High-precision target positioning system for unmanned vehicles based on binocular vision
This addresses the problem of accurate target positioning for unmanned vehicles in industrial settings, representing an incremental improvement with specific performance gains.
The paper tackles high-precision pose estimation for cylindrical workpieces in unmanned material handling workshops, achieving position accuracy of 0.61-1.17mm and angular accuracy of 1.95-5.13° using a binocular vision system with region-based stereo matching and RANSAC.
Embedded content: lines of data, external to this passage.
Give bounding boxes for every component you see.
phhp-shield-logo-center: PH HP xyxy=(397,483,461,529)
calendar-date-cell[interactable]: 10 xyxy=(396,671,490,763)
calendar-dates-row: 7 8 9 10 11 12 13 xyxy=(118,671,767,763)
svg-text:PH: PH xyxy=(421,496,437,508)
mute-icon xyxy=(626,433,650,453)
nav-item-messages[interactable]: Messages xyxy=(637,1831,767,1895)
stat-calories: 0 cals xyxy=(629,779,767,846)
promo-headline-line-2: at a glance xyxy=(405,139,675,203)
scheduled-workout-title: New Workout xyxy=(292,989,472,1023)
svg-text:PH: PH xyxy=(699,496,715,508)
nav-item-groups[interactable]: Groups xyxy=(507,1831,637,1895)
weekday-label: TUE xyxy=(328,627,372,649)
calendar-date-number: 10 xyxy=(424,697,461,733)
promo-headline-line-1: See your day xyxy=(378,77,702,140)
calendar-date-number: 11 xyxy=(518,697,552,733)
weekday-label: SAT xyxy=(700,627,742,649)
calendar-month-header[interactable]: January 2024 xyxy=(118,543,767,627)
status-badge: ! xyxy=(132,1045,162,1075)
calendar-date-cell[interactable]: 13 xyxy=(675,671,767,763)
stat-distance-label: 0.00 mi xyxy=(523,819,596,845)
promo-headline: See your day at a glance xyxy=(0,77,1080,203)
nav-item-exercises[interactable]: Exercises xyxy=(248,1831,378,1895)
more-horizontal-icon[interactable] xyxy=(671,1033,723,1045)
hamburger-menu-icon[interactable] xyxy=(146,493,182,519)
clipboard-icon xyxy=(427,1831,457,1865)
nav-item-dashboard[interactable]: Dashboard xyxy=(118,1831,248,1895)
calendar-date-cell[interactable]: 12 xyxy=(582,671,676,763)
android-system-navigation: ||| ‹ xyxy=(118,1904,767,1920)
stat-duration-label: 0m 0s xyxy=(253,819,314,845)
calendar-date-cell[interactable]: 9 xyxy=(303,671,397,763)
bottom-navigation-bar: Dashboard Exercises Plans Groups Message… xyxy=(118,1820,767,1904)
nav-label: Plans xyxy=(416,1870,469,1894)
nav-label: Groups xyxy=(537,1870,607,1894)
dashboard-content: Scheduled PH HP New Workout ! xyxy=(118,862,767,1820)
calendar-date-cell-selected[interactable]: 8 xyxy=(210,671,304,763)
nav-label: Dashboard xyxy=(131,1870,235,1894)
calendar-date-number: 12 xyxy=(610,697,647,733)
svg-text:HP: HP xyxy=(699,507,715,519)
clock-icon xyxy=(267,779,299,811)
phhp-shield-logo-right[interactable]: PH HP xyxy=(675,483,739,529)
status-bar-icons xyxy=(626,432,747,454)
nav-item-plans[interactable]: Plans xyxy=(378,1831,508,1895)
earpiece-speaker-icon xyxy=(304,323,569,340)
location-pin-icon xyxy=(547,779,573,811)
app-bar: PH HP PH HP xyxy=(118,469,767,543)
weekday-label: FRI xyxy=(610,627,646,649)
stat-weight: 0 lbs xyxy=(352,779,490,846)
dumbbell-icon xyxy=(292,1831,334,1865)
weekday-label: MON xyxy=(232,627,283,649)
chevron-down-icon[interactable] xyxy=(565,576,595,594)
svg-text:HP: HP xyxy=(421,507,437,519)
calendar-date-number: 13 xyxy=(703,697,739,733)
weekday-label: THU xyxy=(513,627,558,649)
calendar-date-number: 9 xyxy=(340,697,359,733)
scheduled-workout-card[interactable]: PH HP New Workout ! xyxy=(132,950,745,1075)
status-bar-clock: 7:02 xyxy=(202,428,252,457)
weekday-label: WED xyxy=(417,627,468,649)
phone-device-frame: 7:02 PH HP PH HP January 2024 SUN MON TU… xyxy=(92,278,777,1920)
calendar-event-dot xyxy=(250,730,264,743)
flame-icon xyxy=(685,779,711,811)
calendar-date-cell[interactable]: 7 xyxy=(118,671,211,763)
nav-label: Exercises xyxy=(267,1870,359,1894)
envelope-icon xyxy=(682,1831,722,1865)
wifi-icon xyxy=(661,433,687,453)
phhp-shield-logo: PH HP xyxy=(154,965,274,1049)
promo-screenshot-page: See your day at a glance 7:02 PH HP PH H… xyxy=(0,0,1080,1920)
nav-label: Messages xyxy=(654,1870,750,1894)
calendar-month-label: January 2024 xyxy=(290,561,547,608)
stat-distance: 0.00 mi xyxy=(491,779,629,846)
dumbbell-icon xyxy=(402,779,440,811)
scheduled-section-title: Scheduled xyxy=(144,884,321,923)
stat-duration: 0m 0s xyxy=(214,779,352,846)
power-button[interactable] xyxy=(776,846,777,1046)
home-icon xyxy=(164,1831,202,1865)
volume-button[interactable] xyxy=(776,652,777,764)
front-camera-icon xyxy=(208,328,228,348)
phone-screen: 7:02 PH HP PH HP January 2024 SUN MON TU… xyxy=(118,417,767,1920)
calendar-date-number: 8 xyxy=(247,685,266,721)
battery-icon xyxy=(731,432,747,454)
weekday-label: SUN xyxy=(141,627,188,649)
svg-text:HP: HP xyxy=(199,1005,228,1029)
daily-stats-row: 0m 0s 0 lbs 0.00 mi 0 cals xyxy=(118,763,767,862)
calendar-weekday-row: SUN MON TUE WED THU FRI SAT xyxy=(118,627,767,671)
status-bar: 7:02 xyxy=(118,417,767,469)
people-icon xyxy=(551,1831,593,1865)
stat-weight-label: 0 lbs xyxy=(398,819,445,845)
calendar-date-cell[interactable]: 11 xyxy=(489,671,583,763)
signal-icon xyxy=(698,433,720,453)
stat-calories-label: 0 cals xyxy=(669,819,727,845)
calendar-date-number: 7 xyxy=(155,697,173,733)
Unmanned vehicles often need to locate targets with high precision during work. In the unmanned material handling workshop, the unmanned vehicle needs to perform high-precision pose estimation of the workpiece to accurately grasp the workpiece. In this context, this paper proposes a high-precision unmanned vehicle target positioning system based on binocular vision. The system uses a region-based stereo matching algorithm to obtain a disparity map, and uses the RANSAC algorithm to extract position and posture features, which achives the estimation of the position and attitude of a six-degree-of-freedom cylindrical workpiece. In order to verify the effect of the system, this paper collects the accuracy and calculation time of the output results of the cylinder in different poses. The experimental data shows that the position accuracy of the system is 0.61~1.17mm and the angular accuracy is 1.95~5.13°, which can achieve better high-precision positioning effect.